Ein Kandidat für Rhein-Nahe

In der Verbandsgemeinde Rhein-Nahe läuft sich ein weiterer Bewerber für den Bürgermeisterposten warm. Die CDU schickt voraussichtlich den Mainzer Politik-Profi Benedikt Seemann ins Rennen. Seemann ist Politikwissenschaftler und enger Mitarbeiter von CDU-Landeschef Christian Baldauf. Er war Baldaufs Büroleiter und führt seit 2021 den Leitungsstab der CDU-Landtagsfraktion.

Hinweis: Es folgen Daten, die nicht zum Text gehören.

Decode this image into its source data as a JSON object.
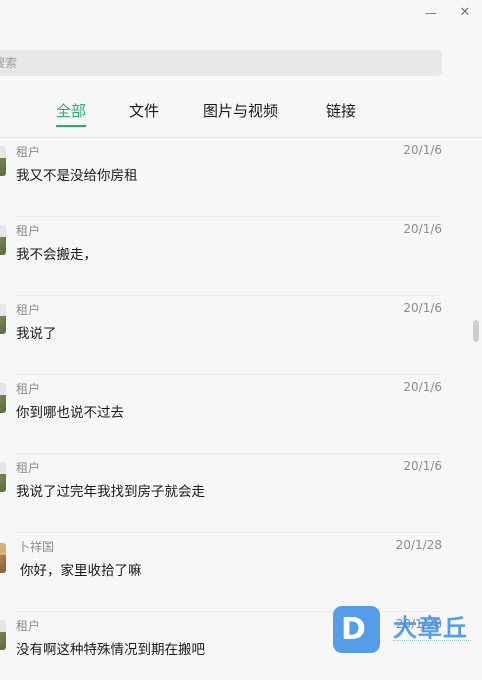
{
  "window": {
    "minimize_glyph": "—",
    "close_glyph": "✕"
  },
  "search": {
    "placeholder": "搜索"
  },
  "tabs": [
    {
      "label": "全部",
      "active": true
    },
    {
      "label": "文件",
      "active": false
    },
    {
      "label": "图片与视频",
      "active": false
    },
    {
      "label": "链接",
      "active": false
    }
  ],
  "messages": [
    {
      "sender": "租户",
      "date": "20/1/6",
      "text": "我又不是没给你房租"
    },
    {
      "sender": "租户",
      "date": "20/1/6",
      "text": "我不会搬走，"
    },
    {
      "sender": "租户",
      "date": "20/1/6",
      "text": "我说了"
    },
    {
      "sender": "租户",
      "date": "20/1/6",
      "text": "你到哪也说不过去"
    },
    {
      "sender": "租户",
      "date": "20/1/6",
      "text": "我说了过完年我找到房子就会走"
    },
    {
      "sender": "卜祥国",
      "date": "20/1/28",
      "text": "你好，家里收拾了嘛"
    },
    {
      "sender": "租户",
      "date": "20/1/28",
      "text": "没有啊这种特殊情况到期在搬吧"
    }
  ],
  "watermark": {
    "badge": "D",
    "text": "大章丘"
  },
  "colors": {
    "accent": "#2aae67",
    "watermark": "#3a8ee6"
  }
}
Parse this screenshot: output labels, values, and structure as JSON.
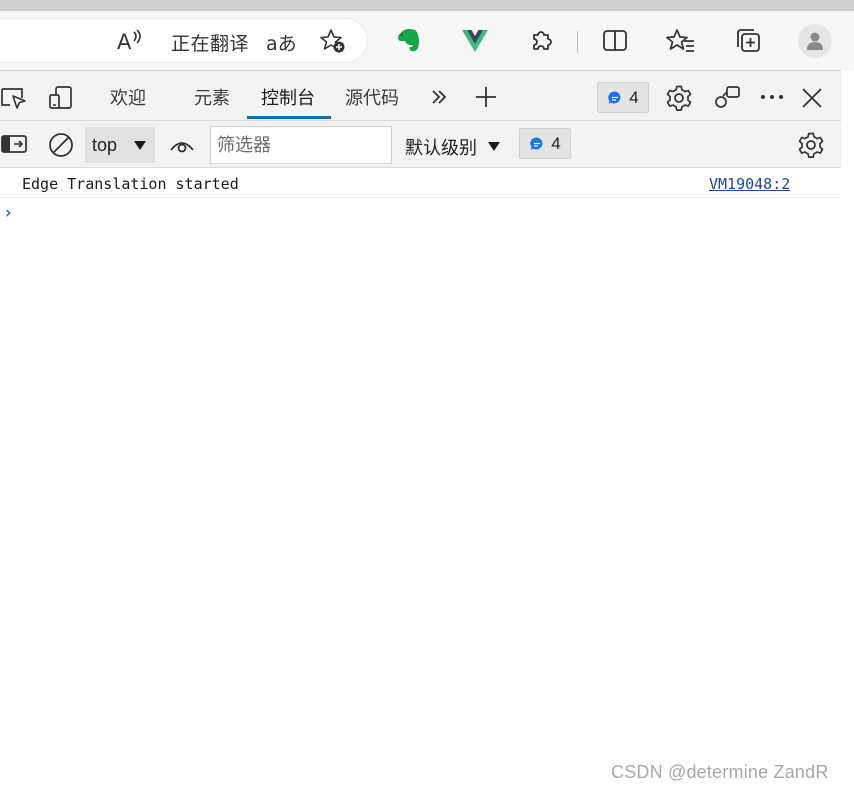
{
  "browser": {
    "translate_label": "正在翻译",
    "aa_label": "aあ",
    "icons": [
      "read-aloud-icon",
      "favorites-add-icon",
      "evernote-icon",
      "vue-devtools-icon",
      "extensions-icon",
      "split-screen-icon",
      "favorites-icon",
      "collections-icon",
      "profile-icon"
    ]
  },
  "devtools": {
    "tabs": [
      {
        "label": "欢迎"
      },
      {
        "label": "元素"
      },
      {
        "label": "控制台"
      },
      {
        "label": "源代码"
      }
    ],
    "issues_count": "4",
    "accent_color": "#0f6cbd"
  },
  "console_toolbar": {
    "context": "top",
    "filter_placeholder": "筛选器",
    "level": "默认级别",
    "message_count": "4"
  },
  "console": {
    "messages": [
      {
        "text": "Edge Translation started",
        "source": "VM19048:2"
      }
    ],
    "prompt": "›"
  },
  "watermark": "CSDN @determine  ZandR"
}
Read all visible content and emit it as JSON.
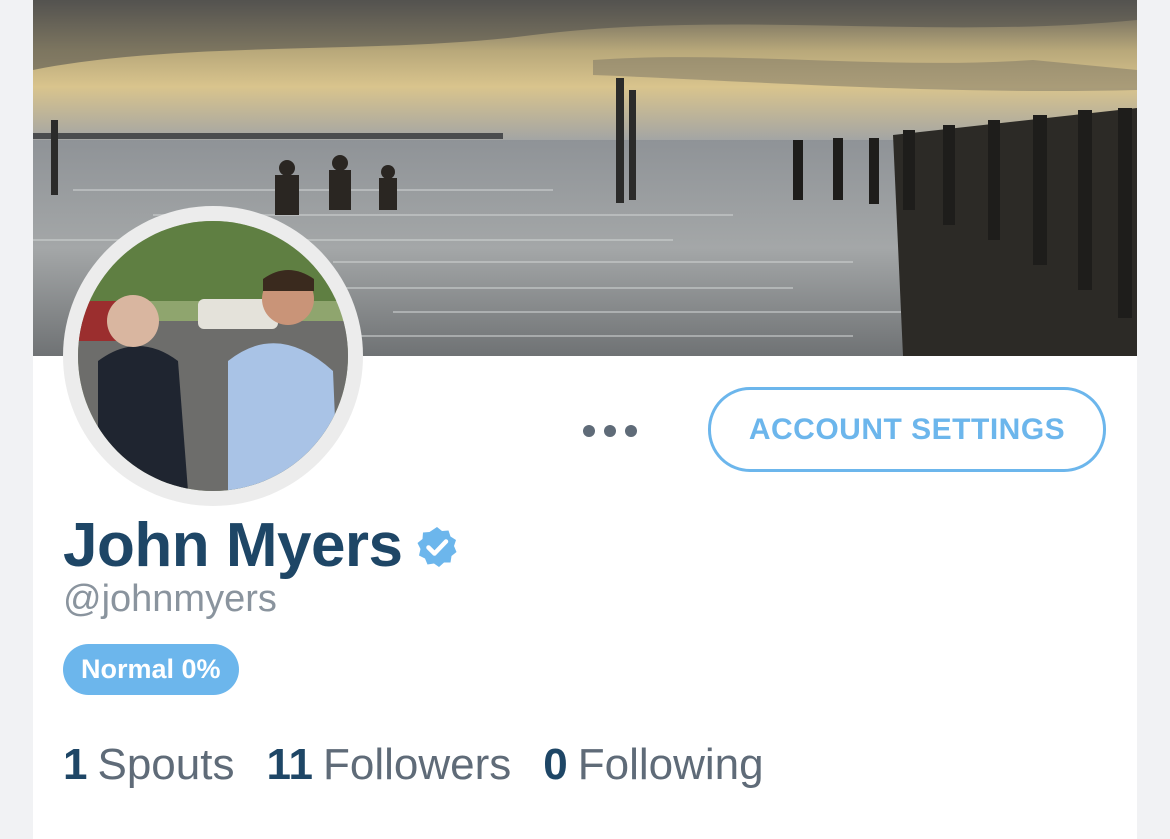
{
  "profile": {
    "display_name": "John Myers",
    "handle": "@johnmyers",
    "verified": true,
    "status_badge": "Normal 0%"
  },
  "actions": {
    "more_icon": "ellipsis-icon",
    "settings_label": "ACCOUNT SETTINGS"
  },
  "stats": {
    "spouts_count": "1",
    "spouts_label": "Spouts",
    "followers_count": "11",
    "followers_label": "Followers",
    "following_count": "0",
    "following_label": "Following"
  },
  "colors": {
    "accent": "#6cb6ec",
    "name": "#1e4666",
    "muted": "#8a949e"
  }
}
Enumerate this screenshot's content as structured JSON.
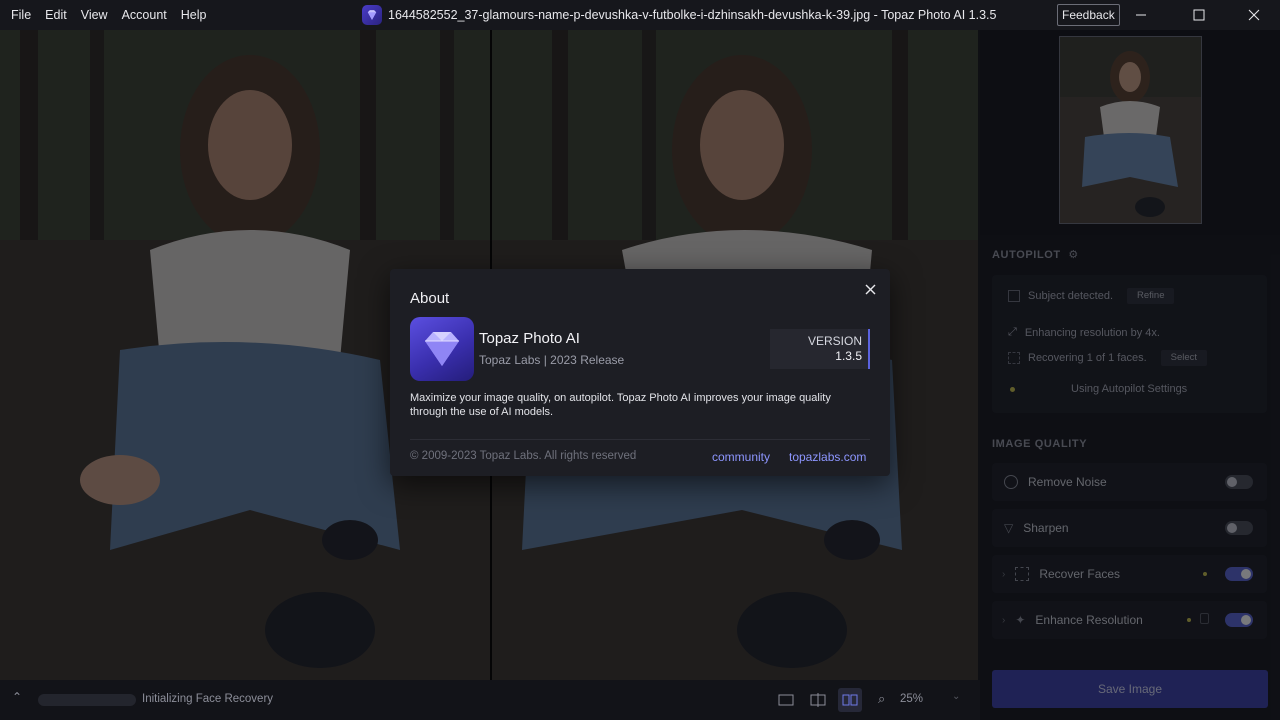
{
  "menu": [
    "File",
    "Edit",
    "View",
    "Account",
    "Help"
  ],
  "window": {
    "title": "1644582552_37-glamours-name-p-devushka-v-futbolke-i-dzhinsakh-devushka-k-39.jpg - Topaz Photo AI 1.3.5",
    "feedback_label": "Feedback"
  },
  "about": {
    "title": "About",
    "product_name": "Topaz Photo AI",
    "product_sub": "Topaz Labs | 2023 Release",
    "version_label": "VERSION",
    "version": "1.3.5",
    "description": "Maximize your image quality, on autopilot. Topaz Photo AI improves your image quality through the use of AI models.",
    "copyright": "© 2009-2023 Topaz Labs. All rights reserved",
    "links": [
      "community",
      "topazlabs.com"
    ]
  },
  "autopilot": {
    "title": "AUTOPILOT",
    "subject": "Subject detected.",
    "refine": "Refine",
    "enhancing": "Enhancing resolution by 4x.",
    "recovering": "Recovering 1 of 1 faces.",
    "select": "Select",
    "settings": "Using Autopilot Settings"
  },
  "image_quality": {
    "title": "IMAGE QUALITY",
    "rows": [
      {
        "label": "Remove Noise",
        "on": false
      },
      {
        "label": "Sharpen",
        "on": false
      },
      {
        "label": "Recover Faces",
        "on": true
      },
      {
        "label": "Enhance Resolution",
        "on": true
      }
    ]
  },
  "save_label": "Save Image",
  "status": {
    "text": "Initializing Face Recovery",
    "progress": 0.0
  },
  "zoom": "25%",
  "colors": {
    "accent": "#5b63e0",
    "link": "#8d96ff",
    "save": "#3b3fa8"
  }
}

Neben seinen politischen Verbindungen kann er Auslandserfahrung vorweisen. Für die CDU-nahe Konrad-Adenauer-Stiftung arbeitete Seemann 3 Jahre lang in Manila. Was ihm fehlt, sind kommunalpolitische Praxis und Basisnähe an Mittelrhein und Nahe. In der Verbandsgemeinde sei er „ein unbeschriebenes Blatt“, schreibt Jochen Werner in der „AZ“. Seemann tritt gegen den St. Goarer Stadtbürgermeister Falko Hönisch (SPD) an. Gewählt wird im November. Der amtierende VG-Chef Karl Thorn geht in den Ruhestand. Allgemeine Zeitung (€)

Dachschaden in Steeg

1,5 Millionen Euro kostet die Sanierung der evangelischen Annakirche in Steeg. Das Gebäude aus dem 14. Jahrhundert braucht ein neues Schieferdach. Laut „AZ“ faulen bereits die Balken. Weil die Zuschüsse von Kirche, Staat und einer Stiftung nicht ausreichen, sammelt die Kirchengemeinde Vierthäler u. a. im Internet. Allgemeine Zeitung (€), Betterplace (Spendenplattform)

Land unter auf der rechten Rheinseite

Apropos Bau: Zwischen Rüdesheim und Lorch ist erneut eine Uferwand unterspült worden. Im vergangenen Jahr hatte Hochwasser an der Baustelle verheerende Schäden angerichtet und das ohnehin schon schwierige Straßenbauprojekt weiter verzögert. Laut Landesbetrieb „Hessen Mobil“ ist es diesmal nicht ganz so schlimm. Die Behörde geht davon aus, dass die derzeitige Vollsperrung wie geplant Ende Mai aufgehoben werden kann. Wiesbadener Kurier (€)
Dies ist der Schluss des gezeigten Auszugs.